Video
Successful zero-based budgeting is far more complex than simply ignoring last year's budget—it represents a fundamental shift in the company's overall approach to cost management. Tracy Thurkow, a partner with Bain's Results Delivery practice, discusses a few ways ways to rethink zero-based budgeting as a capability that both requires and enables culture change.
Read the transcript below.
TRACY THURKOW: [Zero-based budgeting] is often just as much about culture change as it is about changing the budget. If you go into it believing that you simply have to start next year's budget at zero, you'll probably not be prepared for the mindsets and behaviors that the cost management discipline requires. At its best, ZBB should feel like a team sport, with you and finance and other business leaders on the same team. And that can be pretty different than how budgeting is done today.
To achieve this, you need to believe a couple of things. First, you need to believe that ZBB is more than a mechanical exercise driven by finance. It's really about you digging into the details and understanding the trade-offs, so that you can help the organization put every dollar to its best use.
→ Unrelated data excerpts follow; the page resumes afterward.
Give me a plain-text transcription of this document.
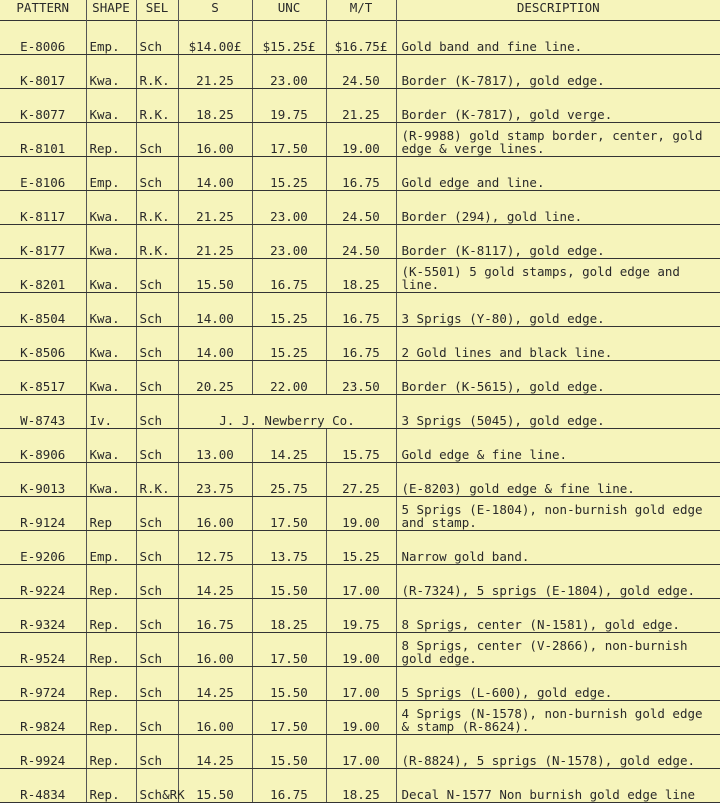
PATTERN	SHAPE	SEL	S	UNC	M/T	DESCRIPTION
E-8006	Emp.	Sch	$14.00£	$15.25£	$16.75£	Gold band and fine line.
K-8017	Kwa.	R.K.	21.25	23.00	24.50	Border (K-7817), gold edge.
K-8077	Kwa.	R.K.	18.25	19.75	21.25	Border (K-7817), gold verge.
R-8101	Rep.	Sch	16.00	17.50	19.00	(R-9988) gold stamp border, center, gold edge & verge lines.
E-8106	Emp.	Sch	14.00	15.25	16.75	Gold edge and line.
K-8117	Kwa.	R.K.	21.25	23.00	24.50	Border (294), gold line.
K-8177	Kwa.	R.K.	21.25	23.00	24.50	Border (K-8117), gold edge.
K-8201	Kwa.	Sch	15.50	16.75	18.25	(K-5501) 5 gold stamps, gold edge and line.
K-8504	Kwa.	Sch	14.00	15.25	16.75	3 Sprigs (Y-80), gold edge.
K-8506	Kwa.	Sch	14.00	15.25	16.75	2 Gold lines and black line.
K-8517	Kwa.	Sch	20.25	22.00	23.50	Border (K-5615), gold edge.
W-8743	Iv.	Sch	J. J. Newberry Co.			3 Sprigs (5045), gold edge.
K-8906	Kwa.	Sch	13.00	14.25	15.75	Gold edge & fine line.
K-9013	Kwa.	R.K.	23.75	25.75	27.25	(E-8203) gold edge & fine line.
R-9124	Rep	Sch	16.00	17.50	19.00	5 Sprigs (E-1804), non-burnish gold edge and stamp.
E-9206	Emp.	Sch	12.75	13.75	15.25	Narrow gold band.
R-9224	Rep.	Sch	14.25	15.50	17.00	(R-7324), 5 sprigs (E-1804), gold edge.
R-9324	Rep.	Sch	16.75	18.25	19.75	8 Sprigs, center (N-1581), gold edge.
R-9524	Rep.	Sch	16.00	17.50	19.00	8 Sprigs, center (V-2866), non-burnish gold edge.
R-9724	Rep.	Sch	14.25	15.50	17.00	5 Sprigs (L-600), gold edge.
R-9824	Rep.	Sch	16.00	17.50	19.00	4 Sprigs (N-1578), non-burnish gold edge & stamp (R-8624).
R-9924	Rep.	Sch	14.25	15.50	17.00	(R-8824), 5 sprigs (N-1578), gold edge.
R-4834	Rep.	Sch&RK	15.50	16.75	18.25	Decal N-1577 Non burnish gold edge line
You also have to believe that greater standardization and greater transparency are worth it. You will find savings to unlock if you look across the organization. You've got to figure out how to inspire people to achieve those savings by putting them to better use than what the money is being spent on today. So as you contemplate ZBB, my advice is to put as much energy into the culture change, developing those mindsets and behaviors as you do, into developing the financial benchmarks and using financial tools and analysis, and to make sure that the people who are catalyzing the culture change are recognized and supported for doing so.